RELATIVE VALUE UNIT (RVU). A unit of measure designed to permit comparison of the amounts of resources required to perform various provider services by assigning weight to such factors as personnel time, level of skill, stress level, and sophistication of equipment required to render a service. The Health Care Financing Administration requires that the three major components of a service or procedure provided under Medicare have RVUs assigned to them: physician work, practice expense, and malpractice expense (JCAHO, 1994).
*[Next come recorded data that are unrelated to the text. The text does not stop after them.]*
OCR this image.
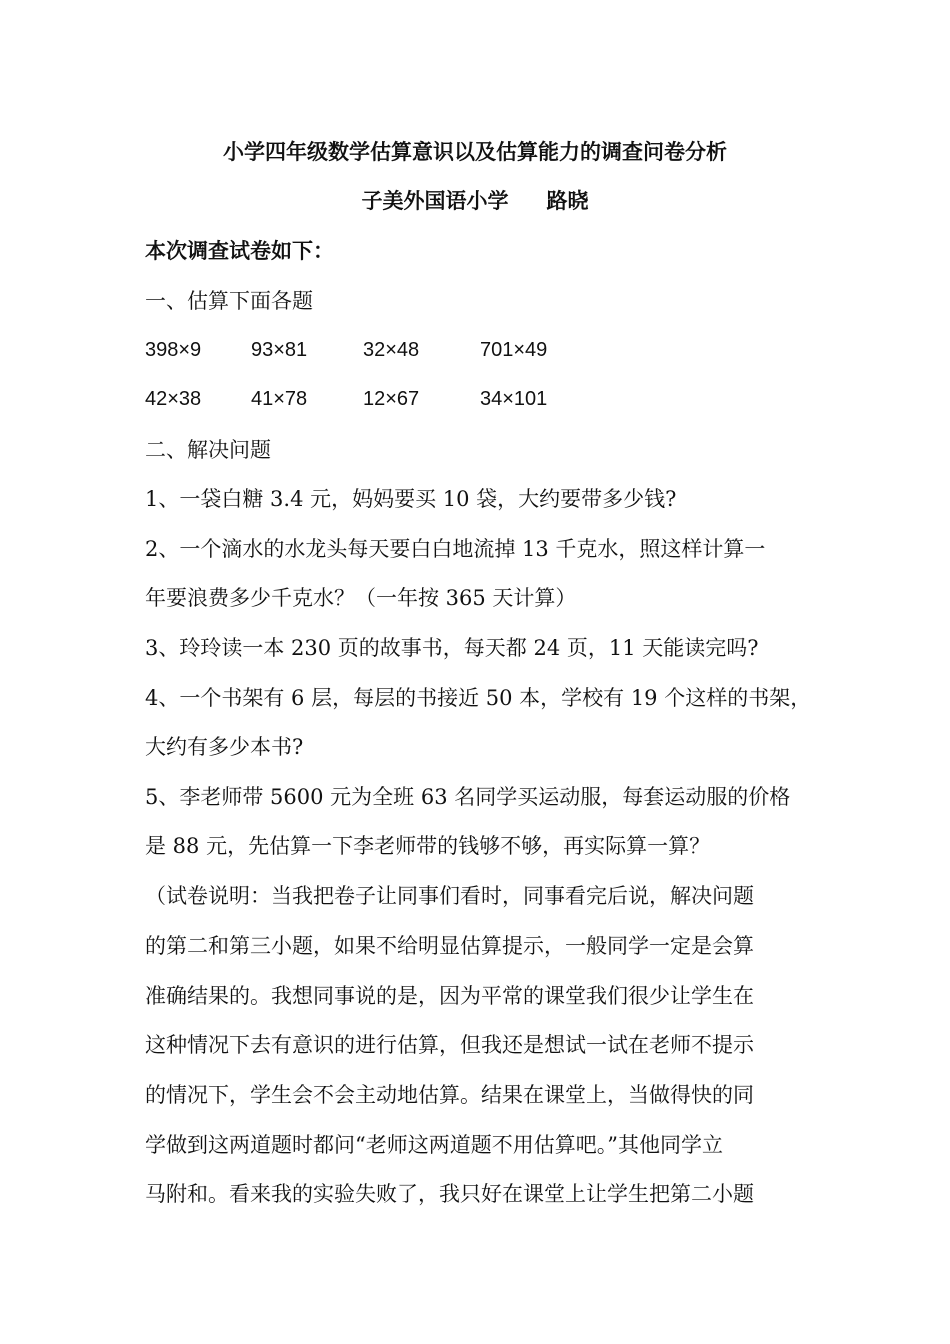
小学四年级数学估算意识以及估算能力的调查问卷分析
子美外国语小学 路晓
本次调查试卷如下：
一、估算下面各题
398×9 93×81	32×48	701×49
42×38 41×78	12×67	34×101
二、解决问题
1、一袋白糖 3.4 元，妈妈要买 10 袋，大约要带多少钱?
2、一个滴水的水龙头每天要白白地流掉 13 千克水，照这样计算一
年要浪费多少千克水？（一年按 365 天计算）
3、玲玲读一本 230 页的故事书，每天都 24 页，11 天能读完吗?
4、一个书架有 6 层，每层的书接近 50 本，学校有 19 个这样的书架，
大约有多少本书?
5、李老师带 5600 元为全班 63 名同学买运动服，每套运动服的价格
是 88 元，先估算一下李老师带的钱够不够，再实际算一算？
（试卷说明：当我把卷子让同事们看时，同事看完后说，解决问题
的第二和第三小题，如果不给明显估算提示，一般同学一定是会算
准确结果的。我想同事说的是，因为平常的课堂我们很少让学生在
这种情况下去有意识的进行估算，但我还是想试一试在老师不提示
的情况下，学生会不会主动地估算。结果在课堂上，当做得快的同
学做到这两道题时都问“老师这两道题不用估算吧。”其他同学立
马附和。看来我的实验失败了，我只好在课堂上让学生把第二小题
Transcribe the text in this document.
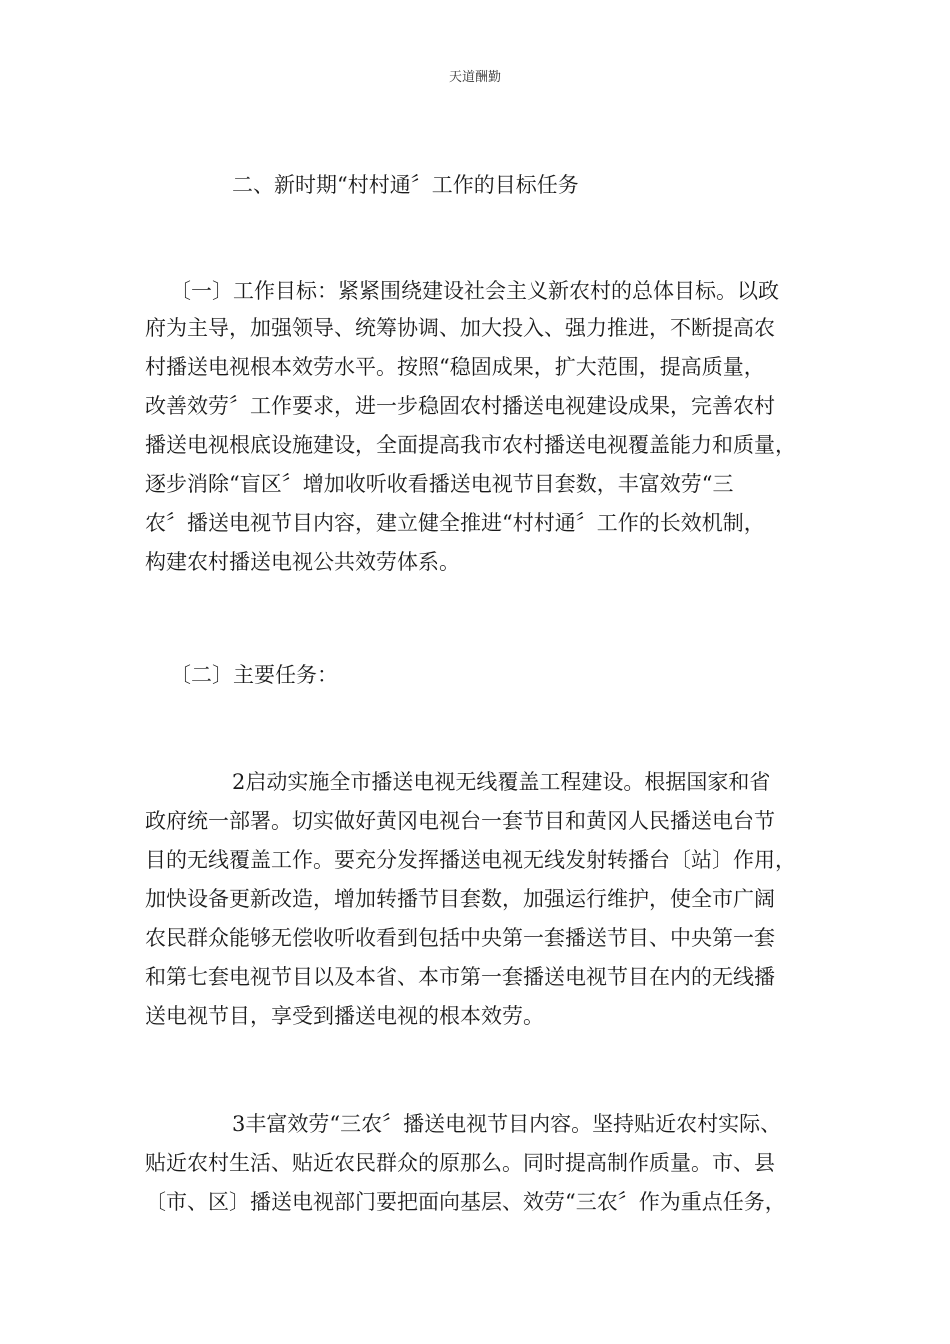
天道酬勤
二、新时期“村村通〞工作的目标任务
〔一〕工作目标：紧紧围绕建设社会主义新农村的总体目标。以政
府为主导，加强领导、统筹协调、加大投入、强力推进，不断提高农
村播送电视根本效劳水平。按照“稳固成果，扩大范围，提高质量，
改善效劳〞工作要求，进一步稳固农村播送电视建设成果，完善农村
播送电视根底设施建设，全面提高我市农村播送电视覆盖能力和质量，
逐步消除“盲区〞增加收听收看播送电视节目套数，丰富效劳“三
农〞播送电视节目内容，建立健全推进“村村通〞工作的长效机制，
构建农村播送电视公共效劳体系。
〔二〕主要任务：
2启动实施全市播送电视无线覆盖工程建设。根据国家和省
政府统一部署。切实做好黄冈电视台一套节目和黄冈人民播送电台节
目的无线覆盖工作。要充分发挥播送电视无线发射转播台〔站〕作用，
加快设备更新改造，增加转播节目套数，加强运行维护，使全市广阔
农民群众能够无偿收听收看到包括中央第一套播送节目、中央第一套
和第七套电视节目以及本省、本市第一套播送电视节目在内的无线播
送电视节目，享受到播送电视的根本效劳。
3丰富效劳“三农〞播送电视节目内容。坚持贴近农村实际、
贴近农村生活、贴近农民群众的原那么。同时提高制作质量。市、县
〔市、区〕播送电视部门要把面向基层、效劳“三农〞作为重点任务，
RESOURCE-BASED RELATIVE VALUE (RBRV)
. The actual figure or value arrived at in relative, nonmonetary work units (rvu’s) that can later be converted into dollar amounts as a means for determining reimbursement for services. The formula for RBRV for a given service is: RVRB = (TW) (1 + RPC) (1 + AST), in which TW = total work by the provider; PRC = an index of relative specialty practice cost; and AST is an index of amortized value for the opportunity cost of specialized training. Total work input is defined by four attributes: time, mental effort and judgment, technical skill and physical effort, and psychological stress (JCAHO, 1994).

RESOURCE-BASED RELATIVE-VALUE SCALE (RBRVS). A method of reimbursement under Medicare that attempts to base reimbursements on the amount of resources, including cognitive and evaluative skils, required to diagnose and treat a patient’s condition. The approach weighs the resources, including practice expenses and total work input, that go into the “manufacture” of a service or procedure (JCAHO, 1994). SOCIAL HISTORY. A review of the patient’s past and current activities and circumstances, including marital status; employment/education; sexual history; financial status; and patterns of use of drugs, alcohol, and tobacco (AMA, 1998).

SYSTEM REVIEW (or Review of Systems). An inventory of body systems obtained through a series of questions seeking to identify the patient’s current and/or prior signs and/or symptoms (AMA, 1998). (See the AACAP 1997-98 CPT Training Module for detailed information on system review.)